An Interview with Father Peter
By Chelsea Champkin, Elissa Garcia, Yvette Lecheminant and Alex Spence from the Pupil Chaplaincy Team.
Following the news that Pope Benedict is resigning, we interviewed Father Peter to hear his views and to learn what will be happening in the Vatican at this very important time.
Q: What was your reaction to the news that the Pope is resigning?
Fr. Peter: At first I felt sad because it is hard for a pope to retire. Then I felt admiration for him because he made this hard decision for the good of the church. He knew we needed someone to take the church forward. I felt proud of his humility.
Q: Do you think we will get a younger Pope?
Fr. Peter: It is possible. There are some younger cardinals. Cardinal Ouellet from Quebec is in his 60s and so is Cardinal Turkson from Ghana. He is 64. Cardinal Tagle from the Philippines is only 55. There are a few in their mid-60s.
Q: What will happen when the Pope retires?
Fr. Peter: The Pope will retire at 8 o’clock on the 28th February. He will then go to Castle Gandolfo, the Pope’s summer residence for a while. He will return to the Vatican, but not to the palace where the Pope lives – but to a convent that has been converted. He will live in it like a monk lives in a cloister. The day he leaves office, he is no longer Pope. His ring will be destroyed. It will be as if he has died. He will not be seen in public. This hasn’t happened in a long time so we have to get used to it. The new person will be the new Pope and he will have everyone’s loyalty and support.
Q: Has he made the right choice?
Fr. Peter: He made it for the good of the church and he believes it is the right thing. He is the Pope, so yes I believe he has done the right thing.
Q: How do they choose a Pope?
Fr. Peter: When the Pope resigns on the 28th of February, we will no longer have a Pope. Someone will take over the day to day running of things. 118 cardinals will be voting. You cannot vote if you are over 80 years old. They meet in a conclave. They will be closed off from the world in the Sistine Chapel. They will pray for guidance from the Holy Spirit and they will talk a lot to each other. The names are put in a chalice. They will keep praying and voting until one name has a two-thirds majority. The names are burnt after each vote. The smoke is black. When one name has the two-thirds majority, the person will be asked in Latin if he accepts the appointment as the successor of St. Peter. The person answers in Latin. If the person accepts, the papers are burnt and white smoke is seen. All the time the cardinals pray for guidance from the Holy Spirit.

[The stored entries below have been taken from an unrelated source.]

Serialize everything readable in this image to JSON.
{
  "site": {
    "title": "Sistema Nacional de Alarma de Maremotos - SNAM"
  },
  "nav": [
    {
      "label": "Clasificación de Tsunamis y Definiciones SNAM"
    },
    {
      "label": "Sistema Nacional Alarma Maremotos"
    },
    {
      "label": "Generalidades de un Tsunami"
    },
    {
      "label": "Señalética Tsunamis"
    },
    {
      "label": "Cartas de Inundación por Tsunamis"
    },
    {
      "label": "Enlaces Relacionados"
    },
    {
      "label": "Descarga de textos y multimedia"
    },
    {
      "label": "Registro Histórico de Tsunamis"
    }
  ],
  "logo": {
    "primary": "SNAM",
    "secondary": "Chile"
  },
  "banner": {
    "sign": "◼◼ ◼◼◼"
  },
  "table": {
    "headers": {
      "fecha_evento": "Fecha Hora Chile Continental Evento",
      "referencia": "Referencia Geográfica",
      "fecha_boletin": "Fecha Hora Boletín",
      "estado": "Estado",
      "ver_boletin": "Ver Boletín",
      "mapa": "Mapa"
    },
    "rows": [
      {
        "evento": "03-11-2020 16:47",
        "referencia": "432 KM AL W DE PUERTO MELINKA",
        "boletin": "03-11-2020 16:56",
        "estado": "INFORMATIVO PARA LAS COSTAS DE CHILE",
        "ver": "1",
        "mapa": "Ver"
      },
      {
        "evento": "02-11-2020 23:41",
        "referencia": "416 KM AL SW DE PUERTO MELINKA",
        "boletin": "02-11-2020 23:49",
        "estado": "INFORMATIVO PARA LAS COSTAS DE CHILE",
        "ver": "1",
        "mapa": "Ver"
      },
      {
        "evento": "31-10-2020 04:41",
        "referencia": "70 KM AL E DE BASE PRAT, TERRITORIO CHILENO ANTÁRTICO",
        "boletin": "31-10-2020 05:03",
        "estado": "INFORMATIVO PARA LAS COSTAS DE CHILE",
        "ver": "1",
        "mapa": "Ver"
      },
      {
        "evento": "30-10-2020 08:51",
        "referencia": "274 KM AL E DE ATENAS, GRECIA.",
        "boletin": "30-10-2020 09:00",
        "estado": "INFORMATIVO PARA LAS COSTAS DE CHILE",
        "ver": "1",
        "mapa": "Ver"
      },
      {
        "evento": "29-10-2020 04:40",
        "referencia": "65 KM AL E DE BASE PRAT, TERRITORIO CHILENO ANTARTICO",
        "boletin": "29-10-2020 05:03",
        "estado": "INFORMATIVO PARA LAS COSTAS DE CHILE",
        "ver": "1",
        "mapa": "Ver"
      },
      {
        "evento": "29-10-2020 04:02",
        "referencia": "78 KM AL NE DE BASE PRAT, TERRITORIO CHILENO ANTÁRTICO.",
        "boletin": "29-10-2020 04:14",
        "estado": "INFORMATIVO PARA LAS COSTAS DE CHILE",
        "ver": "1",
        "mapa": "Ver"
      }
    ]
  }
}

Q: How long will it be before we get a new Pope?
Fr. Peter: I think we may have a Pope for Holy Week. It is important to have a Pope to lead us through the most important week of the church.
Q: Who do you think will be the best person?
Fr. Peter: I hope it is someone who will connect with our young people and be open to all, especially those who have stopped practising. I hope it is someone who will fire us all up.
Q: Have you ever met Pope Benedict?
Fr. Peter: Never in person but I was close to him at Westminster Abbey because of my ecumenical work on Church Unity. I did meet the last Pope, Pope John Paul II and I celebrated Mass with him.
Q: If you were Pope what would you do?
Fr. Peter: I would reach out to all those who have stopped practising and engage with our young. I would support with enthusiasm all the people of God.
Thank you, Father Peter.
The whole school went on a Lenten Walkaround. Different scenes from the Lenten story were set up around the school and the children walked around the scenes listening to and reflecting on what happened at this important time of year.
Family and friends joined the school community for an Easter walkaround. We visited different parts of the school and learnt about the Easter Story. Thank you to all those who came and a special thank you to our Year 3 children for their super acting.
We had a wonderful time crowning Our Lady. Family and friends supported the children in this wonderful celebration. Infant children brought flowers and plants and Junior children wrote prayers.
Tommy brought the bell to school as part of its pilgrimage to the Eucharistic Congress in Dublin on 10th to 17th June 2012. He explained all about the bell and thanked the choir for a good performance at Church. Everybody got to ring the bell and received a prayer card. Thank you Tommy.